Food & drink
The hotel where Eckart Witzigmann trained now has Alpine-French fine dining beside the waterfall. A farm-to-table restaurant in a Design Hotel. A highball bar that has become the social centre of the revival.
Bad Gastein’s restaurant scene has been transformed by the three hotel openings since 2021. Where there was once little beyond ski resort schnitzel, there is now a serious fine dining restaurant in the Straubinger Grand, a farm-to-table kitchen at the Comodo, and the long-established Alpine Urban Fusion at Haus Hirt. The Schlossbar at the Badeschloss has become the most talked-about bar in the Gastein Valley. The Viennese coffeehouse culture of the Straubinger Café makes the mornings civilised. The mountain huts above the ski area do the honest Austrian food that the grand hotels cannot quite replicate.
Straubinger Saal, Straubinger Grand Hotel
The restaurant of the Straubinger Grand Hotel occupies the historic Straubinger Hall — a room where emperors dined and a treaty was signed, now serving creative menus that blend Alpine roots with French sophistication. Executive Chef Norman Beitz cites Eckart Witzigmann (who trained here in an earlier incarnation of the hotel) as an inspiration. The Chef’s Table offers an intimate tasting experience with direct access to the kitchen and Beitz himself. The Straubinger Café adjoining it serves Viennese coffeehouse pastries with the sound of the waterfall as accompaniment.
arosahotels.co.uk · Straubingerplatz, Bad Gastein
Restaurant at The Comodo
The Comodo’s restaurant takes Bad Gastein’s Alpine larder seriously: dishes are constructed from locally produced and organic ingredients, with a kitchen philosophy that changes with what arrives from the farms. The aesthetic is urban and minimal; the cooking is warmer than the decor. The bar at the Comodo is the other social hub of the revival — good cocktails, a relaxed atmosphere, and the sense of being in a place whose moment is arriving. Open to non-residents.
Restaurant at Haus Hirt
The longest-established serious restaurant in Bad Gastein — Haus Hirt’s kitchen has been serving what it calls Alpine Urban Fusion since the hotel’s redesign by architect Ike Ikrath: slow food, locally sourced, with an unusually large selection of vegetarian and vegan options for an Austrian alpine restaurant. The braised lamb with croquettes is the signature dish among the meat options. The overhang terrace from which you can hear the waterfall is the finest outdoor dining spot in the town.

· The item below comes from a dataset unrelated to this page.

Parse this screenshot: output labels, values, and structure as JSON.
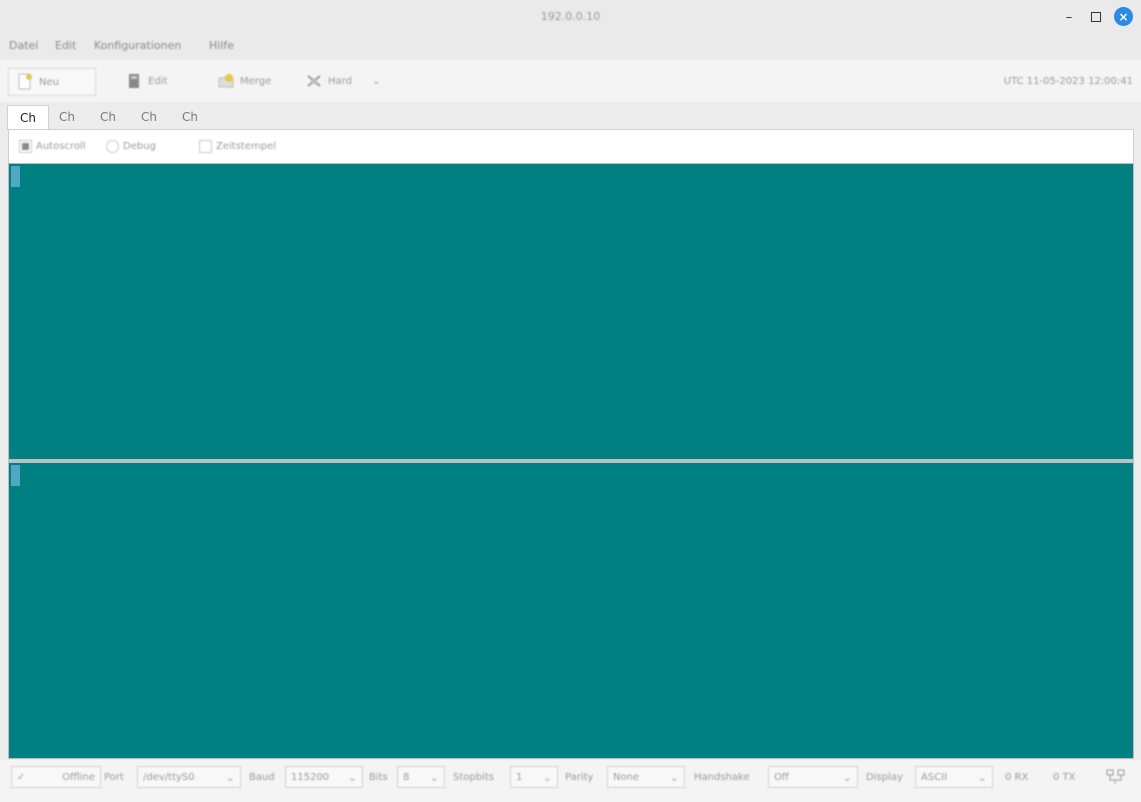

Schlossbar at Hotel Badeschloss
The bar that has become the social centre of the Bad Gastein revival — highball cocktails in a setting that references the town’s historic spa culture without recreating it. The Schlossbar is where the new Bad Gastein mixes with the old: the people who have always been here, the ones who have just discovered it, and the design community that has made the Gastein Valley a talking point in European architecture circles. Open to non-residents. Come at 7pm and stay.

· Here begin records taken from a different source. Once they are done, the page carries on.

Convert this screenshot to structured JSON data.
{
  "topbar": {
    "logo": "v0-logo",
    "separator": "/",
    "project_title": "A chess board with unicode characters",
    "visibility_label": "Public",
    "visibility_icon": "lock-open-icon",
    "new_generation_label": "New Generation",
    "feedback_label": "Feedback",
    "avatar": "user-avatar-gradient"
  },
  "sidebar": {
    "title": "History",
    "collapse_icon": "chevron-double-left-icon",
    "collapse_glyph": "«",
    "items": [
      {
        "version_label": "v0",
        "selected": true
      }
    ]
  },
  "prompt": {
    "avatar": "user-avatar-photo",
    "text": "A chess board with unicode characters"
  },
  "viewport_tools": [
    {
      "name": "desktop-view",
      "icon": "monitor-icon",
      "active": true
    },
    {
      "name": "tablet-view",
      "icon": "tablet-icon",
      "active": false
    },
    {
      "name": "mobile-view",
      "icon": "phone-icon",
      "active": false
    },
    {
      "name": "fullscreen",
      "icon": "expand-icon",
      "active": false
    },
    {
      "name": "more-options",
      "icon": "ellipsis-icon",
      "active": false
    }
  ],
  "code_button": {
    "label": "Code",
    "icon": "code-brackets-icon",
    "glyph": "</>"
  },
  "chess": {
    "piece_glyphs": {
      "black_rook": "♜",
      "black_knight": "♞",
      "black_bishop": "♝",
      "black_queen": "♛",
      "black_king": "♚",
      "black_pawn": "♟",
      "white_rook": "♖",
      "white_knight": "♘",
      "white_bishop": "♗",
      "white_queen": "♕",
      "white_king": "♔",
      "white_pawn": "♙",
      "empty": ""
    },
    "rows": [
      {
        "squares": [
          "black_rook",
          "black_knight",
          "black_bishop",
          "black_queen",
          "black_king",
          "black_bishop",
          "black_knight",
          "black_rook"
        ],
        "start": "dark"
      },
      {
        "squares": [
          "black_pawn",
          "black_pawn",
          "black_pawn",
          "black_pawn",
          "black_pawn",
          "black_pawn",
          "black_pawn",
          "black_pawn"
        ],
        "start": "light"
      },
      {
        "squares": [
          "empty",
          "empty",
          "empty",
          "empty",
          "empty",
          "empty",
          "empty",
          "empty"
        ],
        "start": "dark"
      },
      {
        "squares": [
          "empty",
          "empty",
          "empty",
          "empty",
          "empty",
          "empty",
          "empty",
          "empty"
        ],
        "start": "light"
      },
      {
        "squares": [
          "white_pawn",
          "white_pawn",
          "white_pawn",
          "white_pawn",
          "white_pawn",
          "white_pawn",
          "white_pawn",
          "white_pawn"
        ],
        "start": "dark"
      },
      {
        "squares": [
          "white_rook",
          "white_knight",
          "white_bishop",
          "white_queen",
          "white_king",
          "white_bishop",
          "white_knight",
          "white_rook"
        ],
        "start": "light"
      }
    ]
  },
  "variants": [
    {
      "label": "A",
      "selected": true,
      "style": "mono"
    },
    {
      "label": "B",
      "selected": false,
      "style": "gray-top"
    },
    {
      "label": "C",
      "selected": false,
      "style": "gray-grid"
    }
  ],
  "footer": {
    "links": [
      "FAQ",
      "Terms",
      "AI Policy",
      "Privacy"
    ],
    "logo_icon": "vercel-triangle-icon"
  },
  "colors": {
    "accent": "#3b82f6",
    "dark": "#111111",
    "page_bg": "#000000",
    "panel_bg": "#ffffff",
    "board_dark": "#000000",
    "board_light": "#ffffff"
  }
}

Mountain huts on the Stubnerkogel and Graukogel
The mountain huts above the ski area and hiking trails serve the honest Austrian food that the grand hotel restaurants have moved beyond: Gulasch, Kaiserschmarrn (the shredded pancake dessert with plum jam that is the definitive Austrian mountain experience), Tiroler Gröstl (a pan of potatoes, meat, and onions that you will only fully appreciate after six hours of skiing), and locally brewed beer or Glühwein in winter. Walk to one for lunch. The views from the huts above the Gastein Valley, with the Belle Époque facades of the town visible below, are extraordinary.
Seasonal: winter skiing and summer hiking season.
Austria produces wine that most visitors never try because most visitors go to the Alps rather than the wine regions. The Straubinger Grand’s wine list draws from Styria (Sauvignon Blanc and Morillon of real quality), the Wachau (Grüner Veltliner and Riesling from the Danube valley), and Burgenland (Blaufränkisch reds). Ask for Austrian wine and expect to be surprised. Genuss-Schnaps — the fruit brandies of the Salzburg region, made from locally grown plums, pears, and apples — are what to drink in the mountain huts. And then there is the Gasteiner mineral water itself — from the same springs as the thermal baths, bottled, still and sparkling, and genuinely good.